Hundeschule
Nov 27
Menschen, die gerne einen Hund haben möchten, gehen oftmals davon aus, dass viel Liebe und gutes Futter schon reichen wird, damit der Hund gehorcht. Diese Menschen vergessen aber, dass Hund und Mensch eine unterschiedliche Sprache sprechen. Durch Verhätscheln des Hundes, falsche oder ungenaue Befehle und andere Verhaltensmuster kann es im Laufe der Zeit vorkommen, dass sich der komisch Verhält: der Hund respektiert keine Fremden, klaut Essen vom Tisch, hört überhaupt nicht mehr auf sein Herrchen – das sind nur einige Beispiele, die das Ergebnis einer schlechten Erziehung und Verständnisschwierigkeiten zwischen Mensch und Hund sein können.
Eine Hundeschule hilft solche Probleme zu vermeiden. Natürlich sollte man nicht erst mit seinem Hund in die Schule gehen, wenn es eigentlich schon zu spät ist. Hier sind Hunde genau wie wir Menschen, was einmal erlernt ist, wird nicht so schnell geändert. Hier wird schnell ersichtlich, wann der beste Zeitpunkt ist, mit seinem Hund in die Hundeschule zu gehen: je früher, desto besser. Für Welpen gibt es in den meisten Hundeschulen spezielle Welpengruppen, in denen Herrchen und Hündchen von Anfang an lernen sich gegenseitig richtig zu verstehen. Wichtig ist es, sich den Grund für den Besuch der Hundeschule vor Augen zu halten. Eher zweitrangig ist die Erziehung des Vierbeiners. An erster Stelle sollte aber der Wunsch bestehen, dass man unter fachmännischer Leitung erlernt wie man am besten mit dem Hund kommuniziert und lernt sein Verhalten zu verstehen.
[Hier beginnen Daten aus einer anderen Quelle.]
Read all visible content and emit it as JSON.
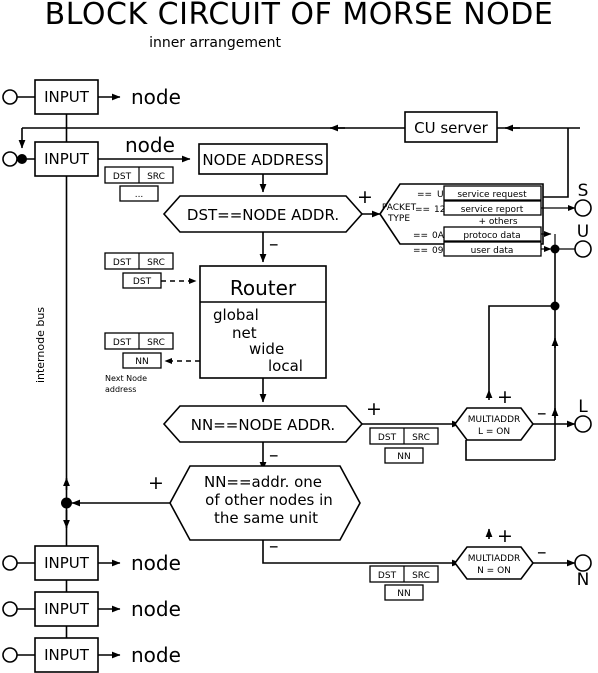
{
  "title": "BLOCK CIRCUIT OF MORSE NODE",
  "subtitle": "inner arrangement",
  "labels": {
    "node": "node",
    "dst": "DST",
    "src": "SRC",
    "dots": "...",
    "nn": "NN",
    "input": "INPUT",
    "plus": "+",
    "minus": "–",
    "internode_bus": "internode bus",
    "next_node_1": "Next Node",
    "next_node_2": "address"
  },
  "blocks": {
    "input_top": "INPUT",
    "input_second": "INPUT",
    "input_b1": "INPUT",
    "input_b2": "INPUT",
    "input_b3": "INPUT",
    "node_address": "NODE ADDRESS",
    "cu_server": "CU server",
    "router_title": "Router",
    "router_modes": [
      "global",
      "net",
      "wide",
      "local"
    ],
    "dst_eq_node": "DST==NODE ADDR.",
    "nn_eq_node": "NN==NODE ADDR.",
    "nn_other_line1": "NN==addr. one",
    "nn_other_line2": "of other nodes in",
    "nn_other_line3": "the same unit",
    "multiaddr_l_line1": "MULTIADDR",
    "multiaddr_l_line2": "L = ON",
    "multiaddr_n_line1": "MULTIADDR",
    "multiaddr_n_line2": "N = ON"
  },
  "packet_type": {
    "label_line1": "PACKET",
    "label_line2": "TYPE",
    "rows": [
      {
        "op": "==",
        "code": "U",
        "text": "service request",
        "text2": ""
      },
      {
        "op": "==",
        "code": "12",
        "text": "service report",
        "text2": "+ others"
      },
      {
        "op": "==",
        "code": "0A",
        "text": "protoco data",
        "text2": ""
      },
      {
        "op": "==",
        "code": "09",
        "text": "user data",
        "text2": ""
      }
    ]
  },
  "terminals": [
    {
      "name": "S"
    },
    {
      "name": "U"
    },
    {
      "name": "L"
    },
    {
      "name": "N"
    }
  ],
  "colors": {
    "line": "#000000",
    "fill": "#ffffff",
    "text": "#000000"
  }
}
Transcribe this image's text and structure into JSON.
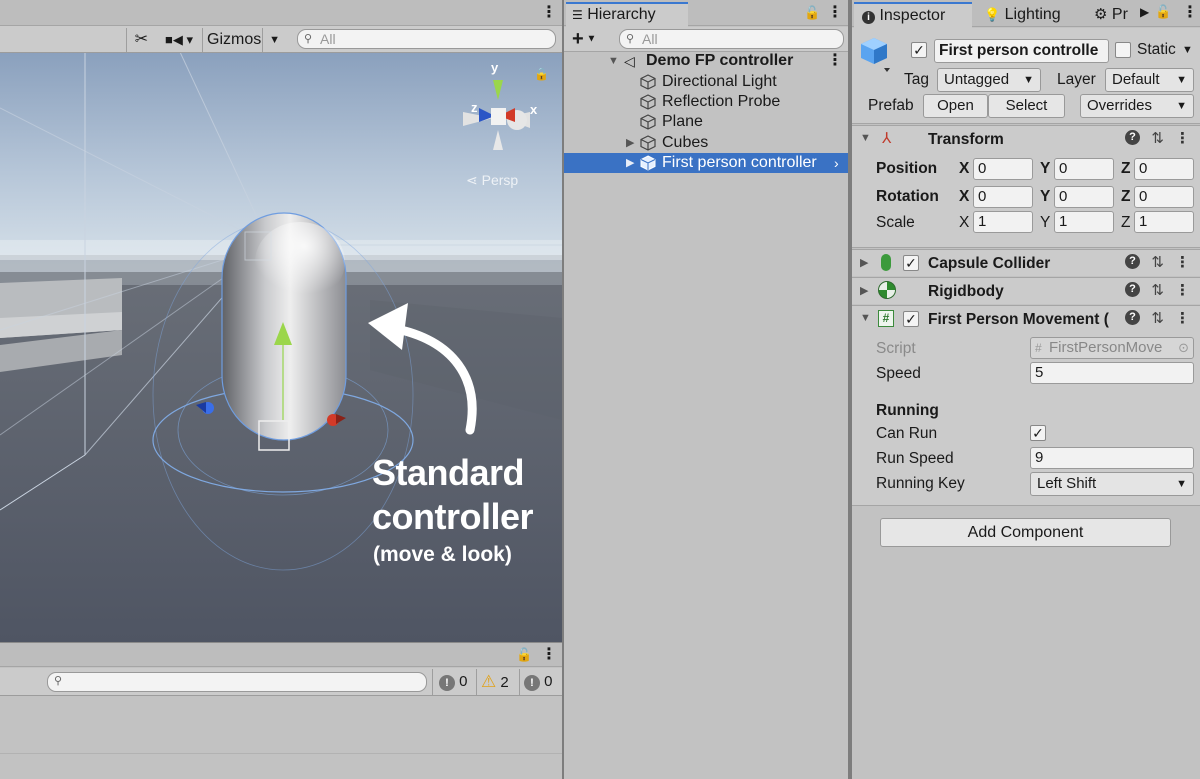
{
  "scene": {
    "toolbar": {
      "gizmos_label": "Gizmos",
      "search_placeholder": "All"
    },
    "persp_label": "Persp",
    "gizmo_axes": {
      "y": "y",
      "x": "x",
      "z": "z"
    },
    "annotation": {
      "line1": "Standard",
      "line2": "controller",
      "line3": "(move & look)"
    }
  },
  "console": {
    "error_count": "0",
    "warning_count": "2",
    "info_count": "0"
  },
  "hierarchy": {
    "tab_label": "Hierarchy",
    "search_placeholder": "All",
    "scene_name": "Demo FP controller",
    "items": [
      {
        "label": "Directional Light"
      },
      {
        "label": "Reflection Probe"
      },
      {
        "label": "Plane"
      },
      {
        "label": "Cubes"
      },
      {
        "label": "First person controller"
      }
    ]
  },
  "inspector": {
    "tabs": [
      {
        "label": "Inspector"
      },
      {
        "label": "Lighting"
      },
      {
        "label": "Pr"
      }
    ],
    "object_name": "First person controlle",
    "static_label": "Static",
    "tag_label": "Tag",
    "tag_value": "Untagged",
    "layer_label": "Layer",
    "layer_value": "Default",
    "prefab_label": "Prefab",
    "open_label": "Open",
    "select_label": "Select",
    "overrides_label": "Overrides",
    "transform": {
      "title": "Transform",
      "position_label": "Position",
      "rotation_label": "Rotation",
      "scale_label": "Scale",
      "axis_x": "X",
      "axis_y": "Y",
      "axis_z": "Z",
      "position": {
        "x": "0",
        "y": "0",
        "z": "0"
      },
      "rotation": {
        "x": "0",
        "y": "0",
        "z": "0"
      },
      "scale": {
        "x": "1",
        "y": "1",
        "z": "1"
      }
    },
    "capsule_title": "Capsule Collider",
    "rigidbody_title": "Rigidbody",
    "movement": {
      "title": "First Person Movement (",
      "script_label": "Script",
      "script_value": "FirstPersonMove",
      "speed_label": "Speed",
      "speed_value": "5",
      "running_header": "Running",
      "can_run_label": "Can Run",
      "run_speed_label": "Run Speed",
      "run_speed_value": "9",
      "running_key_label": "Running Key",
      "running_key_value": "Left Shift"
    },
    "add_component_label": "Add Component"
  }
}
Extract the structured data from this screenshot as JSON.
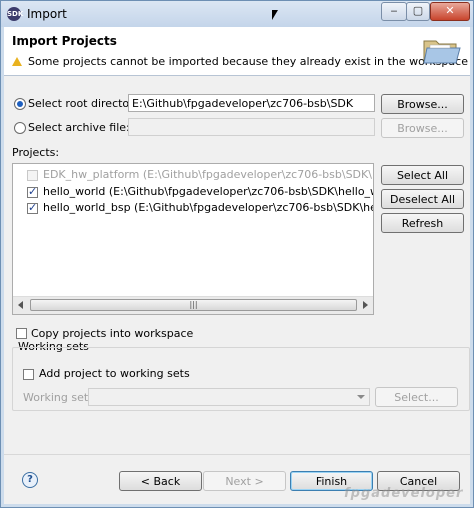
{
  "window": {
    "title": "Import",
    "minimize": "‒",
    "restore": "▢",
    "close": "✕"
  },
  "header": {
    "title": "Import Projects",
    "warning": "Some projects cannot be imported because they already exist in the workspace"
  },
  "root_dir": {
    "label": "Select root directory:",
    "value": "E:\\Github\\fpgadeveloper\\zc706-bsb\\SDK",
    "browse": "Browse..."
  },
  "archive": {
    "label": "Select archive file:",
    "value": "",
    "browse": "Browse..."
  },
  "projects": {
    "label": "Projects:",
    "items": [
      {
        "text": "EDK_hw_platform (E:\\Github\\fpgadeveloper\\zc706-bsb\\SDK\\EDK_hw_platform)",
        "checked": false,
        "enabled": false
      },
      {
        "text": "hello_world (E:\\Github\\fpgadeveloper\\zc706-bsb\\SDK\\hello_world)",
        "checked": true,
        "enabled": true
      },
      {
        "text": "hello_world_bsp (E:\\Github\\fpgadeveloper\\zc706-bsb\\SDK\\hello_world_bsp)",
        "checked": true,
        "enabled": true
      }
    ],
    "select_all": "Select All",
    "deselect_all": "Deselect All",
    "refresh": "Refresh"
  },
  "copy_projects": {
    "label": "Copy projects into workspace",
    "checked": false
  },
  "working_sets": {
    "group": "Working sets",
    "add_label": "Add project to working sets",
    "sets_label": "Working sets:",
    "select": "Select..."
  },
  "footer": {
    "back": "< Back",
    "next": "Next >",
    "finish": "Finish",
    "cancel": "Cancel"
  },
  "watermark": "fpgadeveloper"
}
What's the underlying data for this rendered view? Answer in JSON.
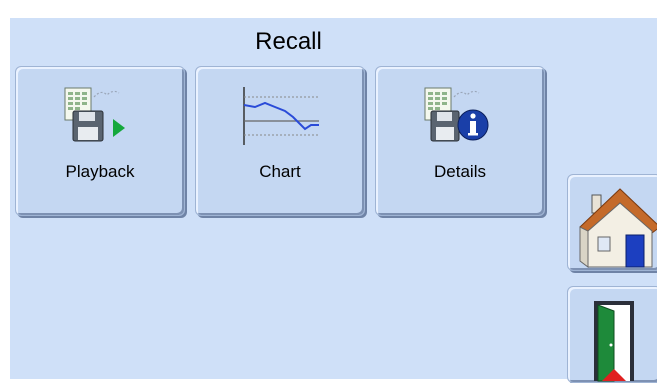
{
  "screen": {
    "title": "Recall"
  },
  "tiles": [
    {
      "label": "Playback",
      "icon": "playback-icon"
    },
    {
      "label": "Chart",
      "icon": "chart-icon"
    },
    {
      "label": "Details",
      "icon": "details-icon"
    }
  ],
  "side_buttons": {
    "home": {
      "icon": "home-icon"
    },
    "exit": {
      "icon": "exit-door-icon"
    }
  },
  "colors": {
    "background": "#cfe0f8",
    "button_face": "#c4d7f2",
    "play_green": "#14a83c",
    "info_blue": "#1a3fa8",
    "chart_line": "#2a4bd8"
  }
}
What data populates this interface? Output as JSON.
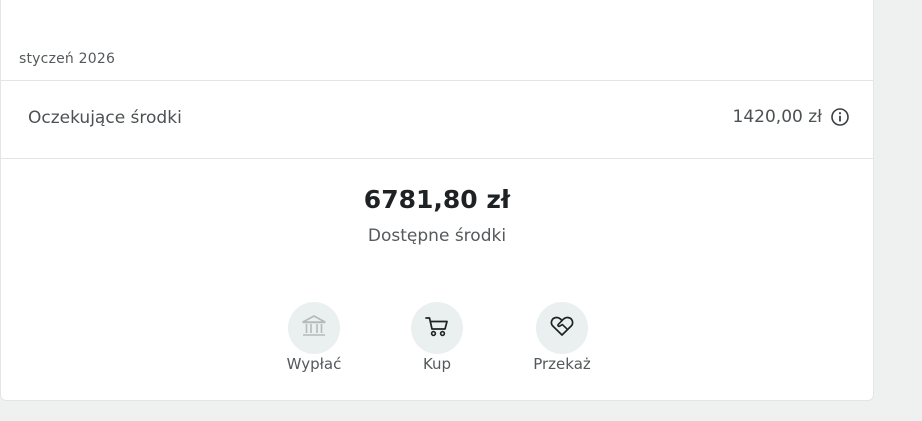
{
  "history": {
    "month": "styczeń 2026"
  },
  "pending": {
    "label": "Oczekujące środki",
    "amount": "1420,00 zł"
  },
  "balance": {
    "amount": "6781,80 zł",
    "label": "Dostępne środki"
  },
  "actions": [
    {
      "label": "Wypłać",
      "icon": "bank-icon",
      "enabled": false
    },
    {
      "label": "Kup",
      "icon": "cart-icon",
      "enabled": true
    },
    {
      "label": "Przekaż",
      "icon": "heart-hands-icon",
      "enabled": true
    }
  ],
  "colors": {
    "page_background": "#eef1f0",
    "card_background": "#ffffff",
    "action_circle": "#eaf0ef",
    "primary_text": "#1e2224",
    "muted_text": "#55595b"
  }
}
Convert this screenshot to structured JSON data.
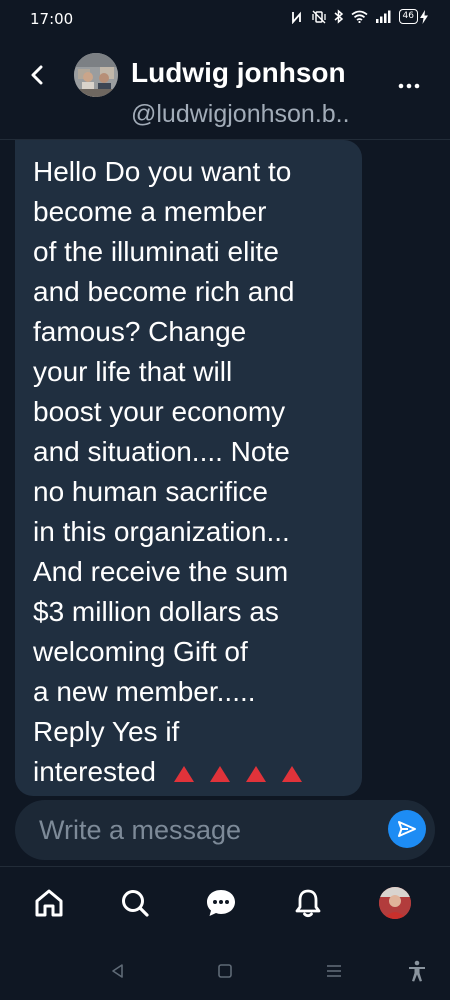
{
  "status_bar": {
    "time": "17:00",
    "battery": "46",
    "icons": [
      "nfc-icon",
      "vibrate-icon",
      "bluetooth-icon",
      "wifi-icon",
      "signal-icon",
      "battery-icon",
      "charging-icon"
    ]
  },
  "header": {
    "name": "Ludwig jonhson",
    "handle": "@ludwigjonhson.b..",
    "back_icon": "chevron-left-icon",
    "more_icon": "more-dots-icon"
  },
  "message": {
    "text": "Hello Do you want to\nbecome a member\nof the illuminati elite\nand become rich and\nfamous? Change\nyour life that will\nboost your economy\nand situation.... Note\nno human sacrifice\nin this organization...\nAnd receive the sum\n$3 million dollars as\nwelcoming Gift of\na new member.....\nReply Yes if\ninterested",
    "emoji": "red-triangle-icon",
    "emoji_count": 4
  },
  "composer": {
    "placeholder": "Write a message",
    "send_icon": "send-icon"
  },
  "bottom_nav": {
    "items": [
      "home-icon",
      "search-icon",
      "chat-icon",
      "bell-icon",
      "profile-avatar"
    ]
  },
  "system_nav": {
    "items": [
      "back-triangle-icon",
      "home-square-icon",
      "menu-lines-icon",
      "accessibility-icon"
    ]
  },
  "colors": {
    "background": "#0f1723",
    "bubble": "#202f40",
    "accent": "#1d8cf4",
    "muted_text": "#a2acb8"
  }
}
In der Welpenschule geht es vorrangig darum, die kleinen Hunde richtig und spielend zu sozialisieren. Es werden Ängste im Umgang mit anderen Hunden und Menschen abgebaut. Zudem werden die alltäglichen Dinge des Lebens trainiert: Auto fahren, Spazieren gehen… So gewöhnen sich die Welpen schon im frühen Alter an die vielen unterschiedlichen Geräusche. Zudem erhöht die Welpenschule eine schnelle Bindung an den Menschen.
Im späteren Alter lernen die Hunde dann auf verschieden Kommandos zu hören. Und die Menschen lernen die Kommandos deutlich und für den Hund verständlich auszudrücken. Wichtig ist hier auch das punktgenaue loben und schimpfen. Der Hundetrainer hilft Mensch und Tier bei allen Übungen. Ein weiterer wichtiger Punkt ist auch der weitere Kontakt zu anderen Hunden um das soziale Verhalten der Hunde weiter zu prägen. Manche Hundeschulen haben einen Übungsplatz zum Üben, andere üben mit den Tieren auch an anderen Orten. Dies ist wichtig für den Hund, da er verstehen muss, dass sein Verhalten für alle Orte richtig oder falsch ist. Für dieses umwelt- und kontextbezogene Lernen ist es auch wichtig mit dem Hund weiter zu üben. Übungen können sowohl zu Hause als auch beim Spaziergang erfolgen.